Guna mendukung kelancaran melakukan dakwah Islam Daeng Makulle mulai mendirikan Surau di persimpangan  dan pertemuan jalan ke arah Peramu'an, Pengantungan dan Pintu Batu ke arah Pasar Marlborough. Bangunan Surau itu dibuat  dari kayu yang beratap Rumbia dan ditingkahi oleh bahan­bahan yang terbuat dari bambu namun berukuran cukup besar. Dalam pembangunan Surau ini, Daeng Makulle  dibantu oleh anak menantunya, Kangjeng Raden Tumenggung Wirio Adiningrat pada saat inilah masuk unsur-unsur arsitektur seni bangunan Madura Jawa pada konstruksi bangunan Surau Gedang. Menilik dari ukurannya, Surau Gedang tersebut lebih pantas disebut masjid. Namun, di Surau Gedang belum dilaksanakan Jumat berjemaah. Kebiasaan waktu itu menyebut rumah ibadah Islam yang belum mendirikan Sholat Juma't disebut surau.

Daeng  Makulle sebagai Kepala Dagang memiliki kemampuan finansial untuk kepentingan pendirian Surau Gedang apalagi ia didukung oleh menantunya Kangjeng Raden Tumenggung  Wiro Adiningrat melakukan renovasi Surau Gedang menjadi bentuk yang lebih permanen.

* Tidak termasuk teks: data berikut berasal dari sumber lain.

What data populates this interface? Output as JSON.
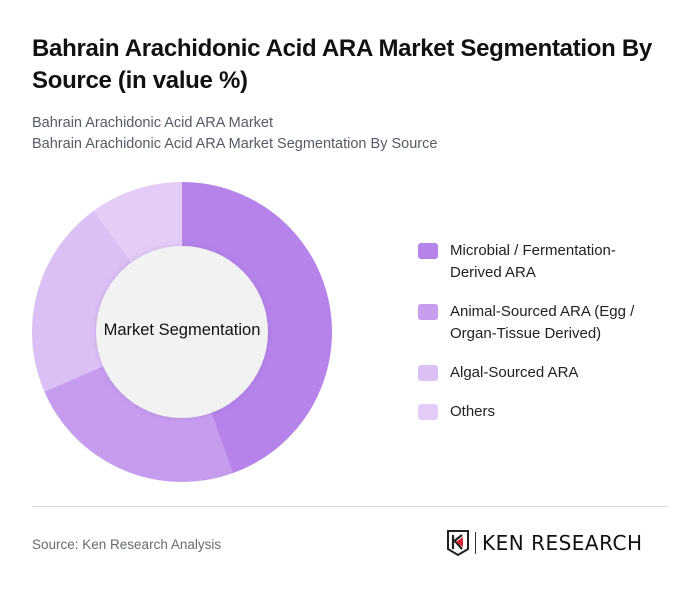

Daeng Makulle wafat tahun 1753 digantikan oleh anaknya Daeng Makrupa, cucu Baginda Pangeran Mangku Raja diangkat  menjadi Kepala Dagang. Pihak Inggris memanggil Daeng Makrupa dengan julukan Daeng Mabella. Kekuasaan Daeng Makrupa tambah lama bertambah luas dan kuat, wilayah kukuasaannya tidak hanya Tengah Padang tetapi meliputi Tapak Jedah sampai ke Beringin Tanam (daerah Selebar). Wilayah ini seluas kota Bengkulu yang ada hari ini kecuali Rawa Makmur, Kandang Limun dan Bentiring). Daeng Makrupa inilah yang menegakkan Sholat Jumat 40 mukim di Tengah Padang. Berdasarkan ketentuan Fiqih Islam, Sholat Jumat wajib didirikan jika jemaahnya sudah mencukupi 40 orang, maka mulailah didirikan Sholat Jumat di Surau Gedang,

Semenjak itu, di Surau Gedang didirikan Jumat 40 mukim. Lalu Daeng Makrupa memperbaiki bangunan Surau Gedang menjadi bangunan masjid yang lebih kokoh dan permanen, dinamailah Surau Gedang itu dengan Masjid Agung. Karena kata gedang sendiri bersinonim dengan kata Agung (Raja H. Bakri Ilyas, 1994).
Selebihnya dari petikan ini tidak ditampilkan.